Komen VP for Public Policy Karen Handel Resigns Over Planned Parenthood Debacle

Susan G. Komen for the Cure’s vice president for public policy, Karen Handel, has resigned from the charity following the recent dispute over whether or not the group should continue should offer funding to Planned Parenthood.
By: Boo Jarchow
February 07 2012 3:36 PM

Susan G. Komen for the Cure’s vice president for public policy, Karen Handel, has resigned from the charity following the recent dispute over whether or not the group should continue should offer funding to Planned Parenthood, according to a letter obtained by The Associated Press.

Handel told Komen officials of her support to stop any funding of Planned Parenthood, which provides a range of women’s heath care services, but also said the discussion to do so began prior to her arrival at the charity, and was approved at the top levels. A source with direct knowledge of decision-making at the charity’s headquarters said Handel was a powerful influence in the effort to cut funding.

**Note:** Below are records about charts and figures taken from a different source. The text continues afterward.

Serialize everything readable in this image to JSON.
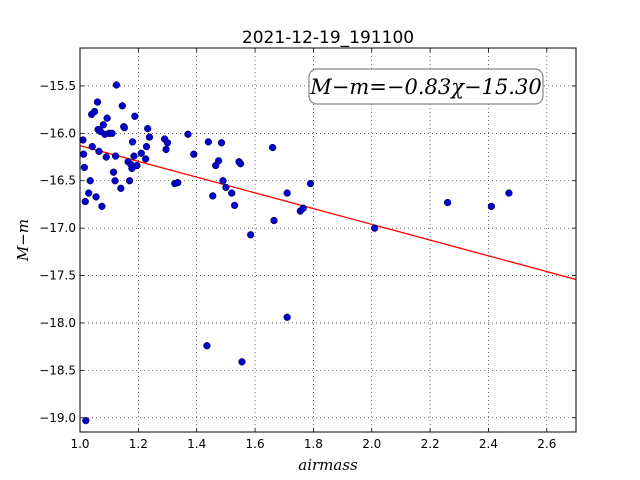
{
  "chart_data": {
    "type": "scatter",
    "title": "2021-12-19_191100",
    "xlabel": "airmass",
    "ylabel": "M−m",
    "xlim": [
      1.0,
      2.7
    ],
    "ylim": [
      -19.15,
      -15.1
    ],
    "y_inverted": true,
    "grid": true,
    "x_ticks": [
      1.0,
      1.2,
      1.4,
      1.6,
      1.8,
      2.0,
      2.2,
      2.4,
      2.6
    ],
    "x_tick_labels": [
      "1.0",
      "1.2",
      "1.4",
      "1.6",
      "1.8",
      "2.0",
      "2.2",
      "2.4",
      "2.6"
    ],
    "y_ticks": [
      -15.5,
      -16.0,
      -16.5,
      -17.0,
      -17.5,
      -18.0,
      -18.5,
      -19.0
    ],
    "y_tick_labels": [
      "−15.5",
      "−16.0",
      "−16.5",
      "−17.0",
      "−17.5",
      "−18.0",
      "−18.5",
      "−19.0"
    ],
    "annotation": "M−m=−0.83χ−15.30",
    "fit": {
      "slope": -0.83,
      "intercept": -15.3,
      "x_range": [
        1.0,
        2.7
      ],
      "color": "#ff0000"
    },
    "series": [
      {
        "marker_color": "#0000cc",
        "points": [
          [
            1.01,
            -16.07
          ],
          [
            1.012,
            -16.22
          ],
          [
            1.015,
            -16.36
          ],
          [
            1.018,
            -16.72
          ],
          [
            1.02,
            -19.03
          ],
          [
            1.03,
            -16.63
          ],
          [
            1.035,
            -16.5
          ],
          [
            1.04,
            -15.8
          ],
          [
            1.042,
            -16.14
          ],
          [
            1.05,
            -15.77
          ],
          [
            1.055,
            -16.67
          ],
          [
            1.06,
            -15.67
          ],
          [
            1.062,
            -15.96
          ],
          [
            1.065,
            -16.19
          ],
          [
            1.07,
            -15.98
          ],
          [
            1.075,
            -16.77
          ],
          [
            1.08,
            -15.91
          ],
          [
            1.085,
            -16.01
          ],
          [
            1.09,
            -16.25
          ],
          [
            1.093,
            -15.84
          ],
          [
            1.1,
            -16.0
          ],
          [
            1.11,
            -16.0
          ],
          [
            1.115,
            -16.41
          ],
          [
            1.12,
            -16.5
          ],
          [
            1.122,
            -16.24
          ],
          [
            1.125,
            -15.49
          ],
          [
            1.14,
            -16.58
          ],
          [
            1.145,
            -15.71
          ],
          [
            1.15,
            -15.93
          ],
          [
            1.152,
            -15.94
          ],
          [
            1.165,
            -16.3
          ],
          [
            1.17,
            -16.5
          ],
          [
            1.175,
            -16.33
          ],
          [
            1.178,
            -16.37
          ],
          [
            1.18,
            -16.09
          ],
          [
            1.185,
            -16.24
          ],
          [
            1.188,
            -15.82
          ],
          [
            1.195,
            -16.34
          ],
          [
            1.21,
            -16.21
          ],
          [
            1.225,
            -16.27
          ],
          [
            1.228,
            -16.14
          ],
          [
            1.232,
            -15.95
          ],
          [
            1.238,
            -16.04
          ],
          [
            1.29,
            -16.06
          ],
          [
            1.295,
            -16.17
          ],
          [
            1.3,
            -16.1
          ],
          [
            1.325,
            -16.53
          ],
          [
            1.335,
            -16.52
          ],
          [
            1.37,
            -16.01
          ],
          [
            1.39,
            -16.22
          ],
          [
            1.435,
            -18.24
          ],
          [
            1.44,
            -16.09
          ],
          [
            1.455,
            -16.66
          ],
          [
            1.465,
            -16.34
          ],
          [
            1.475,
            -16.29
          ],
          [
            1.485,
            -16.1
          ],
          [
            1.49,
            -16.5
          ],
          [
            1.5,
            -16.57
          ],
          [
            1.52,
            -16.63
          ],
          [
            1.53,
            -16.76
          ],
          [
            1.545,
            -16.3
          ],
          [
            1.55,
            -16.32
          ],
          [
            1.555,
            -18.41
          ],
          [
            1.585,
            -17.07
          ],
          [
            1.66,
            -16.15
          ],
          [
            1.665,
            -16.92
          ],
          [
            1.71,
            -16.63
          ],
          [
            1.71,
            -17.94
          ],
          [
            1.755,
            -16.82
          ],
          [
            1.765,
            -16.79
          ],
          [
            1.79,
            -16.53
          ],
          [
            2.01,
            -17.0
          ],
          [
            2.26,
            -16.73
          ],
          [
            2.41,
            -16.77
          ],
          [
            2.47,
            -16.63
          ]
        ]
      }
    ]
  }
}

"I am deeply disappointed by the gross mischaracterizations of the strategy, its rationale, and my involvement in it," Handel said in her letter. "I openly acknowledge my role in the matter and continue to believe our decision was the best one for Komen's future and the women we serve."

Handel also said that the board did not object when introduced to the policy, which was originally presented in November.

The announcement of the funding cuts to Planned Parenthood has been the focus of much media attention and has created a large backlash from supporters of Planned Parenthood.

Komen Founder and CEO Nancy G. Brinker said in a joint statement with the Komen Foundation’s board of directors that the events of the week "have been deeply unsettling" because of "the presumption that the changes made to our funding criteria were done for political reasons or to specifically penalize Planned Parenthood. They were not."

Brinker also committed to restoring funding back to Planned Parenthood, which raised $3 million for its emergency breast health fund, created in the wake of Komen's announcement earlier this week. Brinker said the board members were trying to abide by their new rule, which cut off funding for organizations that were under investigation.

Brinker said she accepted Handel’s resignation and wished her well.

"We have made mistakes in how we have handled recent decisions and take full accountability for what has resulted, but we cannot take our eye off the ball when it comes to our mission," Brinker said in a statement. "To do this effectively, we must learn from what we've done right, what we've done wrong and achieve our goal for the millions of women who rely on us."

Republican members of Congress, led by Florida Rep. Cliff Stearns, have launched an investigation into Planned Parenthood, which has long been the target of conservatives because of its availability to perform abortions and provide birth control. That probe caused the revocation of funds, a spokeswoman for Komen told the AP.